3. Excel is the ultimate low-code ML platform. For a business analyst who cannot install Python, a simple logistic regression (1-neuron network) in Excel is incredibly powerful. Adding a hidden layer is overkill, but it proves that the barrier to AI is no longer code—it is understanding.

Step 2.1: Hidden Layer Linear Sum (Z1)

In cell F6 (using dynamic array multiplication MMULT): =MMULT(Input, W1) + B1 Result: A 1x4 array. The MMULT function is the native matrix multiplier.

Step 4: The "Learning" (Backpropagation)

This is where the magic happens. Standard Excel doesn't "learn" automatically; we must calculate the gradients (how much to change the weights) using formulas.

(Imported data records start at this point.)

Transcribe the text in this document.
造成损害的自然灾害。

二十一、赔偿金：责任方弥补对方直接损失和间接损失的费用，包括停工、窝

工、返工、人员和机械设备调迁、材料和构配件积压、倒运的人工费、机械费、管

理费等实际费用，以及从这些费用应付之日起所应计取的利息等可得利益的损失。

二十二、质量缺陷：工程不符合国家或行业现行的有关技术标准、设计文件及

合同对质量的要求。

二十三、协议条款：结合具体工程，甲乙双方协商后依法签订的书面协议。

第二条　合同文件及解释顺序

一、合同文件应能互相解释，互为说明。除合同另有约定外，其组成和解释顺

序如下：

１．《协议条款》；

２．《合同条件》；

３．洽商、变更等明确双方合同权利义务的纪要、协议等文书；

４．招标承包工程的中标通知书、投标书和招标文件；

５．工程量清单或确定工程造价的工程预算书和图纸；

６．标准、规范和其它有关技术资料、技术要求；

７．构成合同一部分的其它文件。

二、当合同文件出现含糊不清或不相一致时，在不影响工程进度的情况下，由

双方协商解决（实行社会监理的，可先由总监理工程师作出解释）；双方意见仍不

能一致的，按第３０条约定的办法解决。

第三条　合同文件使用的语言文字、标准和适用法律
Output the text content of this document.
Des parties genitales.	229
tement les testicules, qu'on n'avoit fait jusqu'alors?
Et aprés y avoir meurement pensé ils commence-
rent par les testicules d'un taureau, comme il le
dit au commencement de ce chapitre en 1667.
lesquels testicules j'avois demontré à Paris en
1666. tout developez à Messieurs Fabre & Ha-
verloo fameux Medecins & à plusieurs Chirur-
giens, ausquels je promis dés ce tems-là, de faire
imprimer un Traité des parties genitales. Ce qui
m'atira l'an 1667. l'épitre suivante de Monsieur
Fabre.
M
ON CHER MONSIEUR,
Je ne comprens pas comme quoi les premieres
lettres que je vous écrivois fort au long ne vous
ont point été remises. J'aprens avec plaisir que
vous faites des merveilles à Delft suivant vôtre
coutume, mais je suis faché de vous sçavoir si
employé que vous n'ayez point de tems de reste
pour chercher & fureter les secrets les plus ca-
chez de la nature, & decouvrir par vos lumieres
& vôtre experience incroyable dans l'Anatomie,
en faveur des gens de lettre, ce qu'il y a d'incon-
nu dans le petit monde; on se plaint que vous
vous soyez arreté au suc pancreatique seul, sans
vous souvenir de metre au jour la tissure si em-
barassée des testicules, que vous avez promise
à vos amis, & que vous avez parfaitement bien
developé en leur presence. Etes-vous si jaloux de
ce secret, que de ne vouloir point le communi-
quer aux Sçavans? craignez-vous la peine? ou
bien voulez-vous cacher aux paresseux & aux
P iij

1. Calculate Error: $Target - Prediction$.
2. Calculate Derivatives: Use the chain rule to find out how much each weight contributed to the error.
   • Output Gradient: Prediction * (1 - Prediction) * Error
   • Hidden Gradient: Complex chain rule application involving output weights and hidden activation derivatives.

Error at hidden layer

delta_hidden = MMULT(delta_output, TRANSPOSE(W2)) * HiddenActivation * (1 - HiddenActivation)

Layout visually:

| | A | B | C | D | E | F | G | H | I | J | K | L | M | |-----|-----|-----|-----|-----|-----|-----|-----|-----|-----|-----|-----|-----|-----| | 1 | | A | B | Y | | W1 | | | b1 | | W2 | | b2 | | 2 | | | | | | col1| col2| | | | | | | | 3 | | 0 | 0 | 0 | | 0.5 | -0.6| | 0.1 | | 0.4 | | 0.2 | | 4 | | 0 | 1 | 1 | | 0.7 | 0.2 | | -0.2| | -0.3| | | | 5 | | 1 | 0 | 1 | | | | | | | | | | | 6 | | 1 | 1 | 0 | | | | | | | | | |

(Initial weights are small random numbers – you can type your own.)

Part 3: The Magic Trick – Backpropagation (The Learning)

This is where the "new" Excel shines. Backpropagation requires calculating the derivative of the error with respect to every weight. We do this using matrix calculus.